Coming on the heels of the retirement of Laura Urseny — pretty much the community voice and conscience of our newspaper the past 40 years — and we were facing what baseball general managers like to call “a rebuilding job.”

Meanwhile, the handful of us still here were filling numerous roles every day, often battling health issues while doing so. I won’t lie; it’s been a tough slog, and it’s been especially frustrating knowing we weren’t getting to all of the stories we wanted to cover.

But rebuild we have. We brought Jake Hutchison back from the Red Bluff Daily News, moved Justin Couchot into a full-time sports role, hired a great story-teller in Jennie Blevins from the Monterey area and now we have two promising, energetic newcomers In Michael Weber and Rebekah Ludman.

If you don’t recognize the names yet, you’ll get to know them all in a hurry.

I love having new reporters on the staff.
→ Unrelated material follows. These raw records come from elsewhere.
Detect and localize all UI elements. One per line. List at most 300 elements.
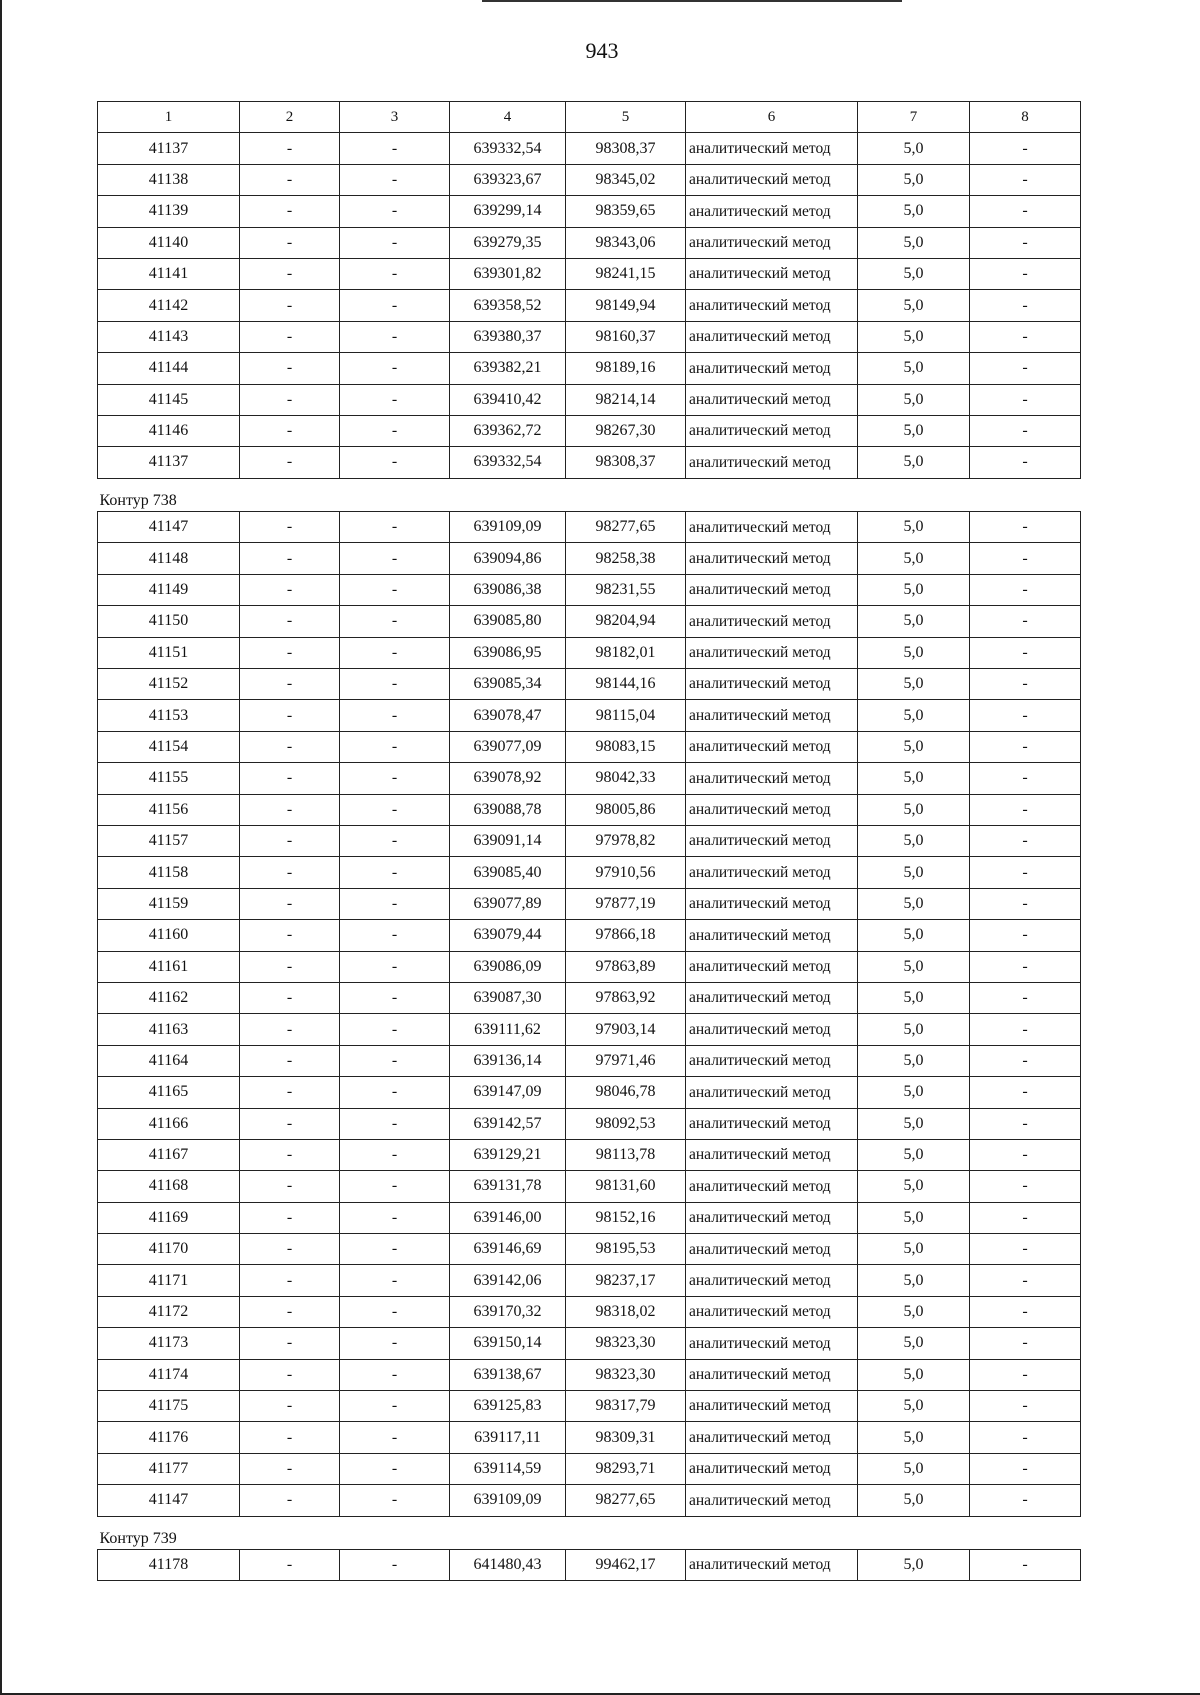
header-cell: 1: [98, 102, 240, 133]
table-cell: -: [240, 353, 340, 384]
table-cell: аналитический метод: [686, 825, 858, 856]
table-cell: -: [340, 415, 450, 446]
table-row: [98, 290, 1081, 321]
table-cell: 5,0: [858, 1391, 970, 1422]
table-cell: -: [970, 447, 1081, 478]
table-cell: 41163: [98, 1014, 240, 1045]
table-cell: 639279,35: [450, 227, 566, 258]
table-cell: 98323,30: [566, 1328, 686, 1359]
table-cell: -: [970, 1485, 1081, 1516]
table-cell: 5,0: [858, 258, 970, 289]
table-row: [98, 227, 1081, 258]
table-cell: -: [970, 543, 1081, 574]
table-row: [98, 384, 1081, 415]
table-row: [98, 543, 1081, 574]
table-cell: аналитический метод: [686, 700, 858, 731]
table-row: [98, 1234, 1081, 1265]
table-cell: 5,0: [858, 1422, 970, 1453]
table-cell: 5,0: [858, 1453, 970, 1484]
table-cell: -: [240, 951, 340, 982]
table-cell: -: [340, 543, 450, 574]
table-cell: аналитический метод: [686, 1549, 858, 1580]
table-cell: аналитический метод: [686, 1171, 858, 1202]
table-cell: 5,0: [858, 1045, 970, 1076]
table-cell: 639078,92: [450, 763, 566, 794]
table-cell: -: [240, 1296, 340, 1327]
table-cell: 5,0: [858, 1328, 970, 1359]
table-row: [98, 1422, 1081, 1453]
table-cell: 41138: [98, 164, 240, 195]
table-cell: -: [240, 637, 340, 668]
header-cell: 3: [340, 102, 450, 133]
table-cell: 5,0: [858, 825, 970, 856]
table-cell: аналитический метод: [686, 1328, 858, 1359]
table-cell: аналитический метод: [686, 447, 858, 478]
table-cell: 98160,37: [566, 321, 686, 352]
table-cell: 639299,14: [450, 196, 566, 227]
table-cell: -: [240, 321, 340, 352]
table-row: [98, 321, 1081, 352]
table-cell: -: [970, 669, 1081, 700]
table-cell: 41173: [98, 1328, 240, 1359]
table-cell: 98092,53: [566, 1108, 686, 1139]
table-cell: -: [240, 196, 340, 227]
table-cell: 41151: [98, 637, 240, 668]
table-cell: 5,0: [858, 888, 970, 919]
table-cell: 5,0: [858, 543, 970, 574]
table-cell: -: [240, 982, 340, 1013]
table-cell: 5,0: [858, 196, 970, 227]
table-cell: 5,0: [858, 637, 970, 668]
table-row: [98, 1359, 1081, 1390]
table-cell: 5,0: [858, 164, 970, 195]
table-cell: -: [340, 1139, 450, 1170]
table-cell: -: [970, 133, 1081, 164]
table-cell: 5,0: [858, 384, 970, 415]
table-cell: 5,0: [858, 1014, 970, 1045]
table-cell: -: [340, 1359, 450, 1390]
table-cell: -: [340, 857, 450, 888]
table-cell: -: [340, 731, 450, 762]
table-row: [98, 353, 1081, 384]
table-cell: -: [240, 920, 340, 951]
table-cell: аналитический метод: [686, 227, 858, 258]
table-cell: -: [340, 951, 450, 982]
table-cell: аналитический метод: [686, 384, 858, 415]
table-cell: 97866,18: [566, 920, 686, 951]
table-cell: -: [970, 1014, 1081, 1045]
table-cell: 639142,06: [450, 1265, 566, 1296]
table-cell: -: [970, 1265, 1081, 1296]
table-row: [98, 731, 1081, 762]
table-cell: 98308,37: [566, 447, 686, 478]
table-cell: 98309,31: [566, 1422, 686, 1453]
table-cell: -: [240, 731, 340, 762]
table-cell: 5,0: [858, 1265, 970, 1296]
table-cell: -: [970, 1391, 1081, 1422]
table-row: [98, 825, 1081, 856]
header-cell: 8: [970, 102, 1081, 133]
table-cell: 98241,15: [566, 258, 686, 289]
table-cell: -: [970, 888, 1081, 919]
table-cell: 639150,14: [450, 1328, 566, 1359]
table-cell: 41145: [98, 384, 240, 415]
table-cell: аналитический метод: [686, 1422, 858, 1453]
table-cell: 5,0: [858, 447, 970, 478]
table-cell: -: [340, 258, 450, 289]
table-cell: 98317,79: [566, 1391, 686, 1422]
table-cell: -: [970, 637, 1081, 668]
table-cell: аналитический метод: [686, 1296, 858, 1327]
table-cell: -: [340, 512, 450, 543]
table-cell: аналитический метод: [686, 1077, 858, 1108]
table-cell: -: [340, 1171, 450, 1202]
table-cell: 5,0: [858, 606, 970, 637]
table-cell: -: [240, 1139, 340, 1170]
table-cell: 98318,02: [566, 1296, 686, 1327]
table-cell: аналитический метод: [686, 1139, 858, 1170]
table-cell: -: [240, 606, 340, 637]
table-cell: 41168: [98, 1171, 240, 1202]
table-cell: 41172: [98, 1296, 240, 1327]
table-cell: -: [970, 857, 1081, 888]
table-row: [98, 1171, 1081, 1202]
table-cell: -: [970, 227, 1081, 258]
table-cell: 639142,57: [450, 1108, 566, 1139]
table-cell: 97971,46: [566, 1045, 686, 1076]
table-cell: -: [240, 1391, 340, 1422]
table-cell: аналитический метод: [686, 321, 858, 352]
table-cell: -: [970, 258, 1081, 289]
table-cell: аналитический метод: [686, 1108, 858, 1139]
table-cell: -: [340, 1077, 450, 1108]
table-cell: -: [240, 1485, 340, 1516]
table-cell: 99462,17: [566, 1549, 686, 1580]
header-cell: 5: [566, 102, 686, 133]
table-cell: -: [340, 447, 450, 478]
table-cell: -: [970, 574, 1081, 605]
table-cell: 41164: [98, 1045, 240, 1076]
table-cell: -: [970, 196, 1081, 227]
table-cell: 5,0: [858, 794, 970, 825]
table-cell: аналитический метод: [686, 794, 858, 825]
table-cell: 41141: [98, 258, 240, 289]
table-row: [98, 133, 1081, 164]
table-cell: 41139: [98, 196, 240, 227]
table-cell: -: [240, 1328, 340, 1359]
table-cell: 41157: [98, 825, 240, 856]
table-cell: -: [240, 888, 340, 919]
table-cell: 5,0: [858, 353, 970, 384]
table-cell: 639136,14: [450, 1045, 566, 1076]
table-row: [98, 763, 1081, 794]
table-cell: 98277,65: [566, 512, 686, 543]
table-row: [98, 258, 1081, 289]
table-cell: 639146,00: [450, 1202, 566, 1233]
table-cell: 5,0: [858, 227, 970, 258]
table-cell: аналитический метод: [686, 1014, 858, 1045]
table-cell: 41162: [98, 982, 240, 1013]
table-cell: 98323,30: [566, 1359, 686, 1390]
table-cell: -: [240, 1077, 340, 1108]
table-cell: -: [340, 321, 450, 352]
table-row: [98, 669, 1081, 700]
table-cell: аналитический метод: [686, 1045, 858, 1076]
table-cell: 5,0: [858, 1077, 970, 1108]
table-cell: 41144: [98, 353, 240, 384]
table-cell: 639111,62: [450, 1014, 566, 1045]
table-cell: 97863,89: [566, 951, 686, 982]
table-cell: 5,0: [858, 669, 970, 700]
table-cell: -: [240, 1234, 340, 1265]
table-row: [98, 982, 1081, 1013]
table-cell: 41148: [98, 543, 240, 574]
header-row: [98, 102, 1081, 133]
table-cell: 5,0: [858, 1485, 970, 1516]
table-cell: 5,0: [858, 1202, 970, 1233]
table-cell: 98267,30: [566, 415, 686, 446]
table-row: [98, 196, 1081, 227]
table-cell: аналитический метод: [686, 574, 858, 605]
table-cell: аналитический метод: [686, 763, 858, 794]
table-row: [98, 1549, 1081, 1580]
table-cell: -: [970, 1045, 1081, 1076]
table-cell: -: [240, 1045, 340, 1076]
table-cell: 98042,33: [566, 763, 686, 794]
table-row: [98, 512, 1081, 543]
table-cell: -: [340, 763, 450, 794]
table-cell: 639114,59: [450, 1453, 566, 1484]
table-cell: 41177: [98, 1453, 240, 1484]
table-cell: -: [240, 164, 340, 195]
table-cell: -: [970, 164, 1081, 195]
table-row: [98, 447, 1081, 478]
table-cell: 639125,83: [450, 1391, 566, 1422]
table-cell: -: [240, 227, 340, 258]
table-cell: -: [970, 920, 1081, 951]
table-cell: 639146,69: [450, 1234, 566, 1265]
table-cell: 639109,09: [450, 1485, 566, 1516]
table-cell: 639382,21: [450, 353, 566, 384]
table-body: [98, 102, 1081, 1581]
table-cell: -: [240, 1549, 340, 1580]
table-cell: 5,0: [858, 763, 970, 794]
table-cell: 639085,34: [450, 669, 566, 700]
table-cell: 639077,09: [450, 731, 566, 762]
table-cell: 98083,15: [566, 731, 686, 762]
table-cell: 639077,89: [450, 888, 566, 919]
table-cell: -: [340, 1422, 450, 1453]
table-cell: 639129,21: [450, 1139, 566, 1170]
table-cell: -: [970, 1453, 1081, 1484]
table-cell: -: [240, 1171, 340, 1202]
table-cell: 5,0: [858, 321, 970, 352]
table-cell: 41140: [98, 227, 240, 258]
table-cell: 5,0: [858, 512, 970, 543]
table-cell: -: [970, 1139, 1081, 1170]
table-cell: -: [970, 1077, 1081, 1108]
table-cell: 41143: [98, 321, 240, 352]
table-cell: -: [340, 227, 450, 258]
table-cell: 41159: [98, 888, 240, 919]
table-cell: аналитический метод: [686, 669, 858, 700]
table-cell: -: [970, 1422, 1081, 1453]
table-cell: 41142: [98, 290, 240, 321]
table-cell: 639323,67: [450, 164, 566, 195]
table-cell: -: [240, 415, 340, 446]
table-row: [98, 1077, 1081, 1108]
table-cell: -: [970, 763, 1081, 794]
table-cell: 639088,78: [450, 794, 566, 825]
table-cell: 98214,14: [566, 384, 686, 415]
table-cell: 98144,16: [566, 669, 686, 700]
table-cell: 5,0: [858, 1549, 970, 1580]
table-cell: 639332,54: [450, 133, 566, 164]
table-cell: 5,0: [858, 1359, 970, 1390]
table-cell: -: [340, 1045, 450, 1076]
table-cell: 639362,72: [450, 415, 566, 446]
table-cell: аналитический метод: [686, 258, 858, 289]
table-row: [98, 1391, 1081, 1422]
table-row: [98, 951, 1081, 982]
table-cell: 639087,30: [450, 982, 566, 1013]
table-cell: 41152: [98, 669, 240, 700]
table-cell: 98115,04: [566, 700, 686, 731]
table-cell: 41160: [98, 920, 240, 951]
table-cell: аналитический метод: [686, 1359, 858, 1390]
header-cell: 2: [240, 102, 340, 133]
table-cell: -: [340, 1328, 450, 1359]
table-cell: 41153: [98, 700, 240, 731]
table-cell: 5,0: [858, 574, 970, 605]
table-cell: 639109,09: [450, 512, 566, 543]
table-cell: аналитический метод: [686, 637, 858, 668]
table-cell: -: [970, 1171, 1081, 1202]
table-cell: аналитический метод: [686, 290, 858, 321]
table-cell: 98046,78: [566, 1077, 686, 1108]
table-cell: -: [970, 384, 1081, 415]
table-cell: аналитический метод: [686, 133, 858, 164]
table-cell: 98345,02: [566, 164, 686, 195]
table-cell: -: [240, 512, 340, 543]
table-cell: 641480,43: [450, 1549, 566, 1580]
table-cell: -: [240, 1422, 340, 1453]
table-row: [98, 888, 1081, 919]
table-cell: 98308,37: [566, 133, 686, 164]
table-cell: -: [340, 700, 450, 731]
table-cell: -: [340, 606, 450, 637]
table-cell: 41149: [98, 574, 240, 605]
table-cell: -: [340, 1014, 450, 1045]
table-cell: -: [340, 1108, 450, 1139]
table-cell: 639131,78: [450, 1171, 566, 1202]
table-cell: -: [240, 1202, 340, 1233]
table-cell: -: [340, 669, 450, 700]
table-row: [98, 1045, 1081, 1076]
table-cell: 98293,71: [566, 1453, 686, 1484]
table-cell: 97877,19: [566, 888, 686, 919]
table-cell: -: [340, 196, 450, 227]
table-cell: -: [340, 353, 450, 384]
table-cell: 639380,37: [450, 321, 566, 352]
table-row: [98, 794, 1081, 825]
table-cell: -: [240, 290, 340, 321]
table-cell: аналитический метод: [686, 1485, 858, 1516]
table-cell: аналитический метод: [686, 888, 858, 919]
table-cell: аналитический метод: [686, 196, 858, 227]
table-cell: -: [340, 637, 450, 668]
table-cell: 639170,32: [450, 1296, 566, 1327]
table-cell: -: [340, 920, 450, 951]
table-cell: -: [240, 669, 340, 700]
table-cell: 98277,65: [566, 1485, 686, 1516]
page-number: 943: [585, 38, 619, 63]
table-cell: 97903,14: [566, 1014, 686, 1045]
table-cell: -: [340, 1234, 450, 1265]
table-cell: -: [970, 982, 1081, 1013]
table-cell: -: [240, 1359, 340, 1390]
table-cell: 41161: [98, 951, 240, 982]
table-cell: 639086,09: [450, 951, 566, 982]
table-cell: 639147,09: [450, 1077, 566, 1108]
table-cell: 5,0: [858, 415, 970, 446]
table-cell: 639085,40: [450, 857, 566, 888]
table-cell: 639410,42: [450, 384, 566, 415]
table-cell: 5,0: [858, 920, 970, 951]
table-cell: -: [240, 825, 340, 856]
table-cell: -: [340, 982, 450, 1013]
table-cell: -: [970, 794, 1081, 825]
table-row: [98, 637, 1081, 668]
table-cell: -: [340, 290, 450, 321]
table-cell: -: [240, 384, 340, 415]
table-cell: -: [970, 606, 1081, 637]
table-cell: -: [970, 1234, 1081, 1265]
table-cell: 41158: [98, 857, 240, 888]
table-cell: -: [340, 1202, 450, 1233]
table-cell: -: [340, 888, 450, 919]
table-cell: аналитический метод: [686, 1391, 858, 1422]
table-cell: 98195,53: [566, 1234, 686, 1265]
table-cell: -: [970, 512, 1081, 543]
table-cell: 98182,01: [566, 637, 686, 668]
table-cell: 97978,82: [566, 825, 686, 856]
table-cell: аналитический метод: [686, 982, 858, 1013]
table-cell: 41147: [98, 512, 240, 543]
table-cell: 639332,54: [450, 447, 566, 478]
table-cell: 41147: [98, 1485, 240, 1516]
table-row: [98, 1139, 1081, 1170]
table-cell: 41169: [98, 1202, 240, 1233]
table-cell: 41176: [98, 1422, 240, 1453]
table-cell: -: [240, 1014, 340, 1045]
table-cell: 41166: [98, 1108, 240, 1139]
table-cell: 41171: [98, 1265, 240, 1296]
table-cell: -: [240, 133, 340, 164]
table-cell: аналитический метод: [686, 606, 858, 637]
table-cell: аналитический метод: [686, 920, 858, 951]
table-cell: 5,0: [858, 731, 970, 762]
table-cell: -: [970, 1202, 1081, 1233]
table-cell: 98359,65: [566, 196, 686, 227]
table-cell: -: [970, 700, 1081, 731]
table-cell: -: [340, 794, 450, 825]
table-cell: 639078,47: [450, 700, 566, 731]
table-cell: аналитический метод: [686, 415, 858, 446]
table-cell: 98231,55: [566, 574, 686, 605]
table-row: [98, 574, 1081, 605]
table-cell: 5,0: [858, 1234, 970, 1265]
It reminds me of why I got into this business all those years ago; it even reminds me that when I first started, I had energy and hair, pretty much in equal amounts.

This coming week, we’ll meet as a “full staff” again for the first time in months. There are so many stories and issues out there and we can’t wait to get to them.

Mainly, I can’t wait to see more local stories in our paper again, and serving our loyal readership with the level of award-winning coverage they’ve come to expect.

That’s a whole lot to be thankful for, and I thank each of you for that.